Nu [appellant1] zijn vordering op het gemotiveerde verweer van HGB niet verder heeft onderbouwd en HGB de concrete betwistingen van een aantal in de agenda’s genoteerde vakantiedagen niet heeft bestreden, oordeelt het hof als volgt. [appellant1] heeft terecht opgemerkt dat in de berekening van HGB een rekenfout zit, zodat in de periode 2008 t/m 15 oktober 2012 van 138 vakantiedagen moet worden uitgegaan. Gelet op de in de agenda’s genoteerde vakantiedagen, de eerdere terugkeer van vakantie in een jaar en de door [appellant1] gestelde werkbezoeken schat het hof het aantal opgenomen vakantiedagen op 92. Dit leidt tot 46 niet opgenomen vakantiedagen. De aan [appellant1] toekomende vergoeding is, uitgaande van het bruto bedrag per dag waar beide partijen van uitgaan (€ 299,74), € 13.788,04. Dit is een lager bedrag dan door de kantonrechter is vastgesteld, zodat in zoverre grief 1 in het incidenteel appel slaagt.
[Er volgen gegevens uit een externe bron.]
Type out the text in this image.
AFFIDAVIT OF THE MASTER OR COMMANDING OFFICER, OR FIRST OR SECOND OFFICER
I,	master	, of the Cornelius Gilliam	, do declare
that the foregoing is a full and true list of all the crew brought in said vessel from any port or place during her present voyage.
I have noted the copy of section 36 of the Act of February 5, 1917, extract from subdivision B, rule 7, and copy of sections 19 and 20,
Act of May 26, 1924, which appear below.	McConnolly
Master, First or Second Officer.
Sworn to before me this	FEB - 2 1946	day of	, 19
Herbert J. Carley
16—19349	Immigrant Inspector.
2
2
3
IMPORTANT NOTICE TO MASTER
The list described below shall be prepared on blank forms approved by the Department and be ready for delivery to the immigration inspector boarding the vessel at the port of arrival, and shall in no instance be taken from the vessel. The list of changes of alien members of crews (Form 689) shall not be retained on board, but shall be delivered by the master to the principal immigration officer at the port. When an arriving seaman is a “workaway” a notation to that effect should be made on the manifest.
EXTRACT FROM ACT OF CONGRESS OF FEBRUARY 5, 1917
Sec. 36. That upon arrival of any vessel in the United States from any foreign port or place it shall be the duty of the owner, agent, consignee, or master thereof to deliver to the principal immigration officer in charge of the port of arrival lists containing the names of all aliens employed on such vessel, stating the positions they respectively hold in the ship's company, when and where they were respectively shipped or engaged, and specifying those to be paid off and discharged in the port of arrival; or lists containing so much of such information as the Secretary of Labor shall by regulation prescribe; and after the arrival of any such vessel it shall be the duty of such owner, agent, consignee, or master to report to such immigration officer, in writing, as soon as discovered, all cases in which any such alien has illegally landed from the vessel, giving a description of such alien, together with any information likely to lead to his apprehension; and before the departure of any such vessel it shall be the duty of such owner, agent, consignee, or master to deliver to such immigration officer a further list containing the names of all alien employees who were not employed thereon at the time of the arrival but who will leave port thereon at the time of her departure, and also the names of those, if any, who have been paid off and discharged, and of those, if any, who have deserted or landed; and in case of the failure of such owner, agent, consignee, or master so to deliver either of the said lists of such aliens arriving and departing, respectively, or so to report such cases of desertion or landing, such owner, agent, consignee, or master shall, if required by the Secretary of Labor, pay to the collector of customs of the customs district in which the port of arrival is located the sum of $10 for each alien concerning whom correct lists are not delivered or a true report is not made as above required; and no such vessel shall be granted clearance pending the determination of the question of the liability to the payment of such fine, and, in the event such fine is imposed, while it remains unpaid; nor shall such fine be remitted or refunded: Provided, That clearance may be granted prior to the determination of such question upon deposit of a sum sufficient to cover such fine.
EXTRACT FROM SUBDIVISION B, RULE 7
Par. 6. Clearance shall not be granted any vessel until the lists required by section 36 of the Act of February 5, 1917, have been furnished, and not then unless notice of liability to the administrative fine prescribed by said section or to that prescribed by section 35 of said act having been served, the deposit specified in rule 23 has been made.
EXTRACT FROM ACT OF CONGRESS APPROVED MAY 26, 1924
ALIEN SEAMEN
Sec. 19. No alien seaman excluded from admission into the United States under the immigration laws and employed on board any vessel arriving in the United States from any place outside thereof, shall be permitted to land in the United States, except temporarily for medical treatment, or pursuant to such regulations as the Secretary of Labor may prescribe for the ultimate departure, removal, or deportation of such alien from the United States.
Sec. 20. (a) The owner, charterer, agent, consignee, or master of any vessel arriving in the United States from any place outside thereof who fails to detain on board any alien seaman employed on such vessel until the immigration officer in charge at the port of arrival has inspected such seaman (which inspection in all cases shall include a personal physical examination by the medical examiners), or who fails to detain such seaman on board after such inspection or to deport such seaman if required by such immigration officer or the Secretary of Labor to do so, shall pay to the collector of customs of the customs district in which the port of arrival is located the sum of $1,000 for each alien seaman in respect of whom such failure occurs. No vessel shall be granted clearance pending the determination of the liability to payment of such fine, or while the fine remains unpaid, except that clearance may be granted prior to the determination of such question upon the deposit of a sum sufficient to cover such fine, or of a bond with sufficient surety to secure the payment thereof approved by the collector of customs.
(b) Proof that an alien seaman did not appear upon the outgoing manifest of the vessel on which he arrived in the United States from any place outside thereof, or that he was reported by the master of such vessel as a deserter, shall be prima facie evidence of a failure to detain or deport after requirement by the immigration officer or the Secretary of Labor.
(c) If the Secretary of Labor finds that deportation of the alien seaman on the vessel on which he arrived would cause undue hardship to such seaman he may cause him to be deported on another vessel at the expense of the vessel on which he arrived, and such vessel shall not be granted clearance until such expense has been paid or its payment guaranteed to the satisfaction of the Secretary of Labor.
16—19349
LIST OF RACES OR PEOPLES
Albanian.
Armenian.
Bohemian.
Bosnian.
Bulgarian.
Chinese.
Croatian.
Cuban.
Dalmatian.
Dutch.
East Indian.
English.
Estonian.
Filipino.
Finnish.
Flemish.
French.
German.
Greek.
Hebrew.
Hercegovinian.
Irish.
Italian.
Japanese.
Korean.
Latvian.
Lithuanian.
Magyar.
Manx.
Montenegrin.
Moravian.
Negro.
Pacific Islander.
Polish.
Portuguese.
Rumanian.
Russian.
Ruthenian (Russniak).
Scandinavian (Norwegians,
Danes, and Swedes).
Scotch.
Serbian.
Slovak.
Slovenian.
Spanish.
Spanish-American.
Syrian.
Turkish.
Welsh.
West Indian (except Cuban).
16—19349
proceskosten in reconventie
5.47
Grief XVII in het principaal appel en grief 5 in het incidenteel appelzijn gericht tegen de compensatie van de proceskosten in reconventie. Nu het hof op één van de reconventionele vorderingen in eerste aanleg nog geen oordeel heeft gegeven, zal het hof het oordeel over deze grieven aanhouden.

6.Slotsom

6.1
Het hof zal HGB opdragen tegenbewijs te leveren tegen het voorshands aangenomen oordeel dat [appellant2] het op 19 november 2009 ontvangen bedrag van € 20.000,- ten behoeve van HGB heeft aangewend.
De beslissing
Het hof, rechtdoende in hoger beroep:
draagt HGB op tegenbewijs te leveren tegen het voorhands oordeel dat [appellant2] het door HGB op 19 november 2009 naar zijn privé rekening overgemaakte bedrag van € 20.000,- niet heeft behouden, maar dat het bedrag ten behoeve van HGB is aangewend door € 15.000,- daarvan als koopsom van de inventaris en goodwill in contanten aan [E] te betalen en (tenminste) € 5.000,- als borg aan de verhuurder [F] over te maken.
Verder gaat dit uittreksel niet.